También me ha sucedido lo contrario. Algunas personas me han preguntado alarmadas, incluso enfadadas, cuando entendían que «autorizábamos» una nueva instalación agraria de gran tamaño, o cuando una explotación agraria amplía sus naves, o incluso cuando una plantación de frutales o viñedo se extiende más allá de unas cuantas decenas de hectáreas. Es como si el sector agrario no debiera crecer, o si por el hecho de crecer, perdiera su esencialidad. Imagino que todos seremos conscientes de que una explotación de 3.000 gallinas no es una macrogranja. Es evidente que tenemos un problema con el tamaño. Lo que aquí es grande, en la península sería considerado pequeño o mediano, pero en todo caso, la dimensión es parte de la ecuación de la viabilidad, estés en Aragón o en Balears. No es lo único a tener en cuenta en el diseño de una explotación. Existen otros elementos como la innovación, la mecanización, la digitalización, las variedades o las razas, la calidad de la producción, la posible transformación, el canal de comercialización o el desarrollar actividades complementarias, pero tener el tamaño adecuado es una cuestión relevante

El tamaño de una explotación tiene que permitir producir lo suficiente para obtener una renta cercana, y si es posible superior, a la renta agraria de referencia que cada año por estas fechas fija el ministerio de Agricultura. Para el año 2021 fue de 30.622€. Cuando hablamos de tamaño, nos referimos a dos cuestiones: Superficie o de cabezas de ganado, y de la dimensión económica que se obtiene de la venta de las producciones. Fijándonos en el segundo significado, seamos conscientes que el 62,5% de las explotaciones de las Islas Baleares generan una Producción Estándar Total inferior a los 10.000 €/año. El dato no está muy lejos del 56% de media en España. El problema está en las que tienen una dimensión económica que empieza a ser considerada como viable. Solo el 21,9% de las explotaciones de Balears genera una producción de más de 20.000€/año frente al 39% de media en España. Mirándolo de otra forma, es relevante saber que el 85% del valor de la producción de Balears lo concentran este 22% de explotaciones.

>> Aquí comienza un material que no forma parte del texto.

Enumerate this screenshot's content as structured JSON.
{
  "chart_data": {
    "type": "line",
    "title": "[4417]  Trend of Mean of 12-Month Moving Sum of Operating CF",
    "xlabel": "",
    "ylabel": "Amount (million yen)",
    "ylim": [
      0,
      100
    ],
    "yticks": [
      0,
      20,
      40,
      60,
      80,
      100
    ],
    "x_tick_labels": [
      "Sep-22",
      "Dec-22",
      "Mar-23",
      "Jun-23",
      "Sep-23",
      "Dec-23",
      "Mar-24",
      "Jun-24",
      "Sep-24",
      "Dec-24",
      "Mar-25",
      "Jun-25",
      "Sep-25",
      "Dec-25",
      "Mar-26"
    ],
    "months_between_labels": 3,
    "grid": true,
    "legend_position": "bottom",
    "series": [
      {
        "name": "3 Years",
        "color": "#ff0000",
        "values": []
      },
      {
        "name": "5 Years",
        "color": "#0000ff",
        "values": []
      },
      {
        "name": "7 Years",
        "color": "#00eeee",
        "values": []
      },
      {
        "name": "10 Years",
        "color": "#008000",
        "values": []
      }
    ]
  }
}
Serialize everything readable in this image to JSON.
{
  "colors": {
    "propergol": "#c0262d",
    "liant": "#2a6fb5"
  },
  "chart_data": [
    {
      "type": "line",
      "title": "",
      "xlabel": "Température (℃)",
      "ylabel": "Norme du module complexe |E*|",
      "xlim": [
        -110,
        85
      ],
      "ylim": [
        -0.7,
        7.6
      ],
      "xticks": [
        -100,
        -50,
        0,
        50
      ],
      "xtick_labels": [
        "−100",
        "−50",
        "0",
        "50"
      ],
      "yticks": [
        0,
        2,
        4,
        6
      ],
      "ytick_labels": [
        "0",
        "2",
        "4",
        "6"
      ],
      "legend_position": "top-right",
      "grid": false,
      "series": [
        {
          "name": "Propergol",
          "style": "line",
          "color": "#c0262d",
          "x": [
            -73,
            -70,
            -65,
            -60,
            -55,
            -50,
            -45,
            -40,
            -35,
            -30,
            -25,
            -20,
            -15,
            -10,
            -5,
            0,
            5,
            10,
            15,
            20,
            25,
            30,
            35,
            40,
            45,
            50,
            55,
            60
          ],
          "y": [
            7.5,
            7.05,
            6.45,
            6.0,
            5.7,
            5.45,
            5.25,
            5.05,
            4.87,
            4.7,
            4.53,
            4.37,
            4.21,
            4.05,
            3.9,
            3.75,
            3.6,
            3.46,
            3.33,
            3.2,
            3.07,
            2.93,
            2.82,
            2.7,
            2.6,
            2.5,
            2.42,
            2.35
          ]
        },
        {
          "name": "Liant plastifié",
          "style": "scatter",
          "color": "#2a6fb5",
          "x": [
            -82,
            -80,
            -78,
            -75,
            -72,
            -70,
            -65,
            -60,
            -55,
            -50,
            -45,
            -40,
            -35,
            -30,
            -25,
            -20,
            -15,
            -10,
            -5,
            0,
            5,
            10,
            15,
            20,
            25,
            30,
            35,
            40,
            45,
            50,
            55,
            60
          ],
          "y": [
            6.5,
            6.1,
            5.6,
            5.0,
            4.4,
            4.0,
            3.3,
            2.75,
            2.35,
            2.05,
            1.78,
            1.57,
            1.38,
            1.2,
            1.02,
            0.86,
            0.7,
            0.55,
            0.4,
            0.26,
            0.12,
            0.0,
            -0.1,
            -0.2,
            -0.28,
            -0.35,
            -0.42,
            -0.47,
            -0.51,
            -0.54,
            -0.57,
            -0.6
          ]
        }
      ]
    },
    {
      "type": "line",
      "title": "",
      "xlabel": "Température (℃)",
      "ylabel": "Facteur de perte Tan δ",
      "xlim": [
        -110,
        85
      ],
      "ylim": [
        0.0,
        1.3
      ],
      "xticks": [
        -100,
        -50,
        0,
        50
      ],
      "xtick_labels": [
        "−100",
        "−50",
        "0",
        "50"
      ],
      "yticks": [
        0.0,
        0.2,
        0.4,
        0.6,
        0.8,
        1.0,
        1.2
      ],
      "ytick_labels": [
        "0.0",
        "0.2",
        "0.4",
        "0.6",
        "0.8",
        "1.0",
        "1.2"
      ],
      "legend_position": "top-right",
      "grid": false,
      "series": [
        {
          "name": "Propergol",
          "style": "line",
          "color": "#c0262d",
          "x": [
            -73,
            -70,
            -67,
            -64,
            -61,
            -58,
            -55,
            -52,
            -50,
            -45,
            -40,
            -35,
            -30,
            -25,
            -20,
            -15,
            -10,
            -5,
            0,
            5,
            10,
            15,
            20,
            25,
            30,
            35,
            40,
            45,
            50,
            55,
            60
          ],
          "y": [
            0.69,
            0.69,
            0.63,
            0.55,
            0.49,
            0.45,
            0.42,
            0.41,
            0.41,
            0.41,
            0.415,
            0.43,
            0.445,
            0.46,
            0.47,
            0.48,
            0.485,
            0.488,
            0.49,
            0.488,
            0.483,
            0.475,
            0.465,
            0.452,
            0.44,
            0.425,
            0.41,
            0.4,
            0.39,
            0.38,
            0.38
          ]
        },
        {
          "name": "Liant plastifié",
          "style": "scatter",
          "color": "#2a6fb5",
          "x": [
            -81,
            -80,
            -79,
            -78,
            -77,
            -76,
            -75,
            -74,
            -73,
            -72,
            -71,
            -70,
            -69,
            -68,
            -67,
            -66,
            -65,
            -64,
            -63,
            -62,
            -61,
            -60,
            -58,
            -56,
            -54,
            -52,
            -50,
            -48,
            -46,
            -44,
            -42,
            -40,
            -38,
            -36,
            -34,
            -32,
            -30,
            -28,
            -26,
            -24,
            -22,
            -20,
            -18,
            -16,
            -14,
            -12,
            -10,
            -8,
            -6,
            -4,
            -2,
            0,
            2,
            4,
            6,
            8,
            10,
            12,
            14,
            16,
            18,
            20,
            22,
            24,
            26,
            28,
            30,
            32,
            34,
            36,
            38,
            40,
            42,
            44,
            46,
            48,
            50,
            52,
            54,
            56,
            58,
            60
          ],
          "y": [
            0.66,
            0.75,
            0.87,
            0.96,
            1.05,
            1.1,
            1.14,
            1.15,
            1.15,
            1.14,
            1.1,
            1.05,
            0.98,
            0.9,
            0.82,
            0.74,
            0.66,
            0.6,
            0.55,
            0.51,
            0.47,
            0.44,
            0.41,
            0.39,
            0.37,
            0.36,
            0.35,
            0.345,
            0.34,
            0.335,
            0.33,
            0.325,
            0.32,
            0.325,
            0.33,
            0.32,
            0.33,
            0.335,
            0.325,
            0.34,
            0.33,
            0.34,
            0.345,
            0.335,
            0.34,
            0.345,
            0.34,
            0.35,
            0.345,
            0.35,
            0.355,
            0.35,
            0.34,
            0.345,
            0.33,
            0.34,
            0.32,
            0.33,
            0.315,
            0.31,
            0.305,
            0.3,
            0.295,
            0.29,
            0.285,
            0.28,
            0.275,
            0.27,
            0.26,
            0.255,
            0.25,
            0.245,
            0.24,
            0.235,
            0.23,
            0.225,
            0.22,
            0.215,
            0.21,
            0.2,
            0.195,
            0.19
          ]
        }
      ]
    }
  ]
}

Cuando alguien inscribe una explotación agraria o ganadera en el Registro Interinsular Agrario, se le asigna una cantidad de Unidades de Trabajo Agrario (UTAs) que serían algo así como los puestos de trabajo que la explotación puede generar en un año. Este dato se calcula teniendo en cuenta los ingresos que se producen en función de la superficie o el número de cabezas de ganado. Por ejemplo, para conseguir una Unidad de Trabajo Agrario con una explotación de cereal en secano se necesitan 72 has, que producirán un margen bruto de 27.000€. Para obtener una UTA de tomate en invernadero necesitas 2,5 has. La UTA en una explotación de ovino de carne se conseguiría con 166 madres reproductoras. A cualquier que haga unos números se le ocurrirá que ha llegado la hora de revisar y actualizar estos parámetros. Parte de nuestra responsabilidad como Conselleria está en apoyar a las explotaciones para que poco a poco se aproximen a esta dimensión de viabilidad.